『で』の値段

平成27年01月30日(金)

 食事など誰も済ませてはいないのに、このあたりの会話は貧乏人のあ・うんの呼吸です。

「予算を決めて、あとはみつくろってもらうってのはどう?」

「それはいい考えだよ、な?」

「ええ。全員で一万円って感じでいいんじゃない?」

「よし決まりだな」

 みんな安心したように一斉にメニューを閉じました。店主に伝えるのは、もちろん私の役割です。

「あの、ご主人、全員で一万円の予算でみつくろってくれませんか?」

「一万円ですね?かしこまりました」

 短いやりとりでしたが、その間に大きな伝達ミスが発生したことに、まだ誰も気付いてはいませんでした。

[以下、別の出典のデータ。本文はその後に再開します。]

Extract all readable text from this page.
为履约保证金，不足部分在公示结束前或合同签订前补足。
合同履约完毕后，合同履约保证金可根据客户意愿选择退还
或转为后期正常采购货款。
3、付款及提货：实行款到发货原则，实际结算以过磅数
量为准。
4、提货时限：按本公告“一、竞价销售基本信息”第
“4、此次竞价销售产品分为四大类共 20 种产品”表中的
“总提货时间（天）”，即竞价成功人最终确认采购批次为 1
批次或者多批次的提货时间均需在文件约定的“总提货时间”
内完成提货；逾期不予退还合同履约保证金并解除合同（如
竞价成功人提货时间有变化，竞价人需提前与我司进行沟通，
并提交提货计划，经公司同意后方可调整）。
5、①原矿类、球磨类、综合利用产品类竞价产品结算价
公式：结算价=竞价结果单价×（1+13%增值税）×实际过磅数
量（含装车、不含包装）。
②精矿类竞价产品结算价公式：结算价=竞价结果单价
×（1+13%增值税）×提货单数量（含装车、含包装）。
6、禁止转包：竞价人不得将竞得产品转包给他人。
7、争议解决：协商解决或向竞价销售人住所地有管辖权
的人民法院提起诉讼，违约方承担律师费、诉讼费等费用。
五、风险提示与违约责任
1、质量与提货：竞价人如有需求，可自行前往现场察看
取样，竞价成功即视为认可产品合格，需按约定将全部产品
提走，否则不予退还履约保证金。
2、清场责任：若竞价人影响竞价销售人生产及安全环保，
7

 ワインが出て、おいしくいただきました。一口料理が運ばれて、これもおいしくいただきました。サラダに続いてスープが出て、パンが運ばれた時には、あれ?これで終わりかな…と、少し不本意でしたが、魚料理が出て、デザートが運ばれると、四人の顔に満足の色が浮かびました。ところが、さらに柔らかいステーキが出るに及んで、四人の表情から笑顔が消えました。そして一斉に額を寄せて声を落とし、

「これって、ひょっとすると…」

「でしょ?私もおかしいな…と思うのよ」

「でも、おれ、確かに全員で一万円って言ったよな」

「言った、言った、間違いなく言った」

「しかし、シェフには、全員で…の、で…が聞こえなかったのかも知れないぞ」

「…ということは、一人、一万円!」

 四人が申し合わせたように財布の中身を確かめました。それから先は、笑えば口元が引きつり、冗談を言っても全員が伏し目がちで、チーズ、デザート、コーヒー…と続くコース料理の終盤は、何を食べたかさえ判然としませんでした。

 全部で四万円を支払い、意気消沈して帰宅した翌朝、出勤する私の車に駆け寄って、

「主人ったらね、あれから気分が悪くなって食べたものを吐いたのよ」

 隣りの主婦は秘密を打ち明けるような顔で言ったのでした。